At any time within 60 days after the Effective Time, any stockholder will have the right to withdraw such demand for appraisal and to accept the Merger Consideration; after this period, the stockholder may withdraw such demand for appraisal only with the consent of TAL. If no petition for appraisal is filed with the Delaware Court within 120 days after the Effective Time, stockholders’ rights to appraisal shall cease, and all holders of shares of TAL common stock will be entitled to receive the Merger Consideration. Inasmuch as TAL has no obligation to file such a petition, and TAL has no present intention to do so, any holder of shares of TAL common stock who desires such a petition to be filed is advised to file it on a timely basis. Any stockholder may withdraw such stockholder’s demand for appraisal by delivering to TAL a written withdrawal of his or her demand for appraisal and acceptance of the merger consideration, except (i) that any such attempt to withdraw made more than 60 days after the Effective Time will require written approval of TAL and (ii) that no appraisal proceeding in the Delaware Court shall be dismissed as to any stockholder without the approval of the Delaware Court, and such approval may be conditioned upon such terms as the Delaware Court deems just.

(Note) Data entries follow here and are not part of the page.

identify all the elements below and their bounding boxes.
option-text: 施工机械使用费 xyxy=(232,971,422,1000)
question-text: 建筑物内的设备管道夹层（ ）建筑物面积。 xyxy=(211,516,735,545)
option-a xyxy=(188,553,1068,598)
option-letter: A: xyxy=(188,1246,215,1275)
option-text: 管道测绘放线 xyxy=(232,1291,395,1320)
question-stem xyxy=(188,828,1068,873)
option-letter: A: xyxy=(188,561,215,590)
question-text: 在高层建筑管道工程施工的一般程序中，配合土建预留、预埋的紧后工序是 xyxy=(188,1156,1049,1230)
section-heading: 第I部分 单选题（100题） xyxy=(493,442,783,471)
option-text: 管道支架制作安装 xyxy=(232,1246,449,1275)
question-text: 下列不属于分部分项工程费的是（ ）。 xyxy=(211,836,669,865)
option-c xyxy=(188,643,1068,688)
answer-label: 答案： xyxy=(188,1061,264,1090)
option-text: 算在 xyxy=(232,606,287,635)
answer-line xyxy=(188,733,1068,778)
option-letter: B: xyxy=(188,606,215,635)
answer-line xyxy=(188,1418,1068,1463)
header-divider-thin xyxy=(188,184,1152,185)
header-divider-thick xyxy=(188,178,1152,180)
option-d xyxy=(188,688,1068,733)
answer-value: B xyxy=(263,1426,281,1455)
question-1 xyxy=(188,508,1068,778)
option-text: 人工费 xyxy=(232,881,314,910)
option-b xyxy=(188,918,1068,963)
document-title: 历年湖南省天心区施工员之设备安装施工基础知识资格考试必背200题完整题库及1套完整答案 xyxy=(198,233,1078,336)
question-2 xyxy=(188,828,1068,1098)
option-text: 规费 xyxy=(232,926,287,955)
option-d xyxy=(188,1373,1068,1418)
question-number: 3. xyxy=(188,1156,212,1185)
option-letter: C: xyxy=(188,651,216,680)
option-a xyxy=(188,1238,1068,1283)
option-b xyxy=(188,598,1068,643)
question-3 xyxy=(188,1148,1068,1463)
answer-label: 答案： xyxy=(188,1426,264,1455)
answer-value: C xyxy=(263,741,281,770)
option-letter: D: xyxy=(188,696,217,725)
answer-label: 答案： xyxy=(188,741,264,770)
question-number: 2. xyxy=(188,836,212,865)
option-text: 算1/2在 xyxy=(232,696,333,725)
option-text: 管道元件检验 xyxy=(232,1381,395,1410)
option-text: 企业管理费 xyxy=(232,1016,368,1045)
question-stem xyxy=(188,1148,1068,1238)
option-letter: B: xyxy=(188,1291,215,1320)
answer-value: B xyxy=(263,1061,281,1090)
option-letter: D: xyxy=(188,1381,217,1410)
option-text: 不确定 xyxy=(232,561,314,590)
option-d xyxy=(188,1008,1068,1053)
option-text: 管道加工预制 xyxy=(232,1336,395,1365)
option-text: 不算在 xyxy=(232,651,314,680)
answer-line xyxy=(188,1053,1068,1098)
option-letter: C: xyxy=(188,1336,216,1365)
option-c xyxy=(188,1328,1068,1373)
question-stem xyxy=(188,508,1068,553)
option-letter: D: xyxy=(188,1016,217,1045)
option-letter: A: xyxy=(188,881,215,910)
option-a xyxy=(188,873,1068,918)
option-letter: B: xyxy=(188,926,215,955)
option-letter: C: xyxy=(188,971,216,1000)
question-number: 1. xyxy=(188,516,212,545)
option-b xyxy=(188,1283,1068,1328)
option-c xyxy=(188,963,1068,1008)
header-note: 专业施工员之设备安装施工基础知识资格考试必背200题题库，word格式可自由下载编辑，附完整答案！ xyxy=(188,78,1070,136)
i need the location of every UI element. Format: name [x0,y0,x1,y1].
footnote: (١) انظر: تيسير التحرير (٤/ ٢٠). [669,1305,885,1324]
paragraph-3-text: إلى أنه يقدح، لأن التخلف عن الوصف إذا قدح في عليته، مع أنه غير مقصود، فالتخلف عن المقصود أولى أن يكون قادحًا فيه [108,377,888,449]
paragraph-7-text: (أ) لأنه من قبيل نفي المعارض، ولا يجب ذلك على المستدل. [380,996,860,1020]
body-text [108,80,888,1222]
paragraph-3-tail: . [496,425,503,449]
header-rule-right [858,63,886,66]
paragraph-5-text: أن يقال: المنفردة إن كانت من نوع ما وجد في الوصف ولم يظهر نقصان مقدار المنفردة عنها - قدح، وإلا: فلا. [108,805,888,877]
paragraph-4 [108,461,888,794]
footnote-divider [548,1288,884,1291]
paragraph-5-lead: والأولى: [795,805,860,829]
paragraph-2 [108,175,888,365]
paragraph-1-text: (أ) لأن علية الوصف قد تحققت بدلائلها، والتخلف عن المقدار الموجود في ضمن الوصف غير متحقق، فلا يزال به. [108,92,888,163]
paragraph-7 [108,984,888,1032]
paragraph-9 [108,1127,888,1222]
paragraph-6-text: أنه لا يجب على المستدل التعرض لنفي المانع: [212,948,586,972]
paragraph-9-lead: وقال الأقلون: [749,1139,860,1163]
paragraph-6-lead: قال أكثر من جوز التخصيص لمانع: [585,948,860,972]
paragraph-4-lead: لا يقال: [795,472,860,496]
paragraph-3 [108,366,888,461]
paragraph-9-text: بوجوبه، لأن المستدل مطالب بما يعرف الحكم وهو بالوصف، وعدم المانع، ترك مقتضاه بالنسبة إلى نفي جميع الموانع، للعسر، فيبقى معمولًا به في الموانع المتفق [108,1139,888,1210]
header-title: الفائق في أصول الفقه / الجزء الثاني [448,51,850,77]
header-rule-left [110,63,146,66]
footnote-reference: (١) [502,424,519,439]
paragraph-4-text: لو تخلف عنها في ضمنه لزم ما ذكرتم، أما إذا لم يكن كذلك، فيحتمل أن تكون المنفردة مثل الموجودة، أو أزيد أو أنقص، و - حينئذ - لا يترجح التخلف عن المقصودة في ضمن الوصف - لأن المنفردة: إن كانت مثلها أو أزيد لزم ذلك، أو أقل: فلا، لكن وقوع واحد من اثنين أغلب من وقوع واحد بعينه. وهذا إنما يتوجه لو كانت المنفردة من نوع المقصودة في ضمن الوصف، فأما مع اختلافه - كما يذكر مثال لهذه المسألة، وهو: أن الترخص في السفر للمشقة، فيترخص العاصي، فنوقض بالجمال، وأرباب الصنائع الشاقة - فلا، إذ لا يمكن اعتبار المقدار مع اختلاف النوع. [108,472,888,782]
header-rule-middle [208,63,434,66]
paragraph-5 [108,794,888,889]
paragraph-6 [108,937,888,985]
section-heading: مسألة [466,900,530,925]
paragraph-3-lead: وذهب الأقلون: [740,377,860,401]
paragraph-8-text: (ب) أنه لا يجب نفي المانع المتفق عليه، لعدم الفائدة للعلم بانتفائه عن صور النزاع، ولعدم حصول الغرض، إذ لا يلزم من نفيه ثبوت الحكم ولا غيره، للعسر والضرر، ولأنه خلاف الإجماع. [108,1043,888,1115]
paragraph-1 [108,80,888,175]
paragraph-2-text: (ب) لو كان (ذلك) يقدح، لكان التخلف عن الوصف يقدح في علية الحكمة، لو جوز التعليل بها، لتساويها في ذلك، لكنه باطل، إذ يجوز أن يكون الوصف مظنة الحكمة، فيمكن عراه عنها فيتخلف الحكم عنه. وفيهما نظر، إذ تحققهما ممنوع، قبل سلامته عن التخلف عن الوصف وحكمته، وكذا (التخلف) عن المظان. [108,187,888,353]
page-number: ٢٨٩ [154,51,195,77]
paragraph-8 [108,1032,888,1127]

Voting Instructions for Holders of TAL Common Stock as of the April 25, 2016 Record Date
Because the potential for appraisal rights might affect the matters to be voted at the special meeting, we are providing, solely to holders of TAL common stock as of the April 25, 2016 record date for the special meeting, a duplicate proxy card to enable such TAL stockholders to change their vote. If you have not yet voted or would like to change your vote, please complete, sign and date the enclosed proxy card and mail it promptly in the enclosed envelope, or vote electronically via the Internet or telephone as described in greater detail in the proxy statement/prospectus and on the enclosed proxy card. Returning the enclosed proxy card, or voting electronically or telephonically, will not affect your right to vote in person if you attend the special meeting. If your shares were held in “street name” as of the April 25, 2016 record date, you must follow the directions received from your broker in order to vote your shares or change your vote. IF YOU HAVE ALREADY VOTED AND DO NOT WANT TO CHANGE YOUR VOTE, YOU DO NOT NEED TO TAKE ANY ACTION. Please note that if you submit a new proxy card it will revoke all prior proxy cards, so it is important to indicate your vote on each proposal should you elect to return a completed, duplicative proxy card.
IF YOU ARE NOT A HOLDER OF TAL COMMON STOCK AS OF THE APRIL 25, 2016 RECORD DATE, YOU WILL NOT RECEIVE A PROXY CARD, AS YOU ARE NOT ELIGIBLE TO VOTE AT THE SPECIAL MEETING.